ASHEVILLE COMPANY PROPOSES 12 MASSIVE SOLAR FARMS

a-large-solar-farm_
Photo: Shezamm/creative commons

Large-scale solar power has been taking off in North Carolina, with Duke Energy’s recent RFP for 300MW of new solar quickly getting over subscribed. Still, “large-scale” is a relative term. Many of the solar farms being built in North Carolina are somewhere in the 1 to 10 MW range right now—with Apple’s Catawba County 20MW installation being an outlier.

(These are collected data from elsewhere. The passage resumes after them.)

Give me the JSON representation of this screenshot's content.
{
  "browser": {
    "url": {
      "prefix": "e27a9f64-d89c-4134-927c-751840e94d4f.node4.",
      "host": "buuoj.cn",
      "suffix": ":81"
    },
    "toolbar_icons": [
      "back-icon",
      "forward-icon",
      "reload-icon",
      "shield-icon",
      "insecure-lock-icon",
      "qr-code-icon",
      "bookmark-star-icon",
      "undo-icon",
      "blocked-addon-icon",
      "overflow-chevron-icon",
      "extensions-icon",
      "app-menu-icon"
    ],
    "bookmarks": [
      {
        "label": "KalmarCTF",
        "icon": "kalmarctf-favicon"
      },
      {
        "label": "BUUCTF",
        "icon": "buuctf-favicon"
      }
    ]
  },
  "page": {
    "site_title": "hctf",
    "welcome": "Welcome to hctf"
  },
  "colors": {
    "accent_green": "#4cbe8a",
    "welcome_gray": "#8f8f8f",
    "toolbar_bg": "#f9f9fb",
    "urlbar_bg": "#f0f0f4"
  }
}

But the Charlotte Observer reports that Asheville-based Innovative Solar Systems is looking to leverage economies of scale, filing applications for 12 solar farms of between 25 and 80 megawatts, mostly located in Eastern North Carolina:

Farms of that size would require hundreds of acres of leased land and negotiated interconnection and power-purchase agreements with utilities. If all of the proposed ISS projects were built, the farms would have a total capacity of 620 megawatts, compared with the 750-megawatt capacity of the new natural gas-fired power plant Duke Energy will build in South Carolina.

As the Observer article notes, such massive farms will require significant areas of land. It’s worth noting, however, that recent research from England suggests large-scale solar power plants can be managed in a way that enhances, not hinders, local wildlife and biodiversity, and even sequesters soil carbon too.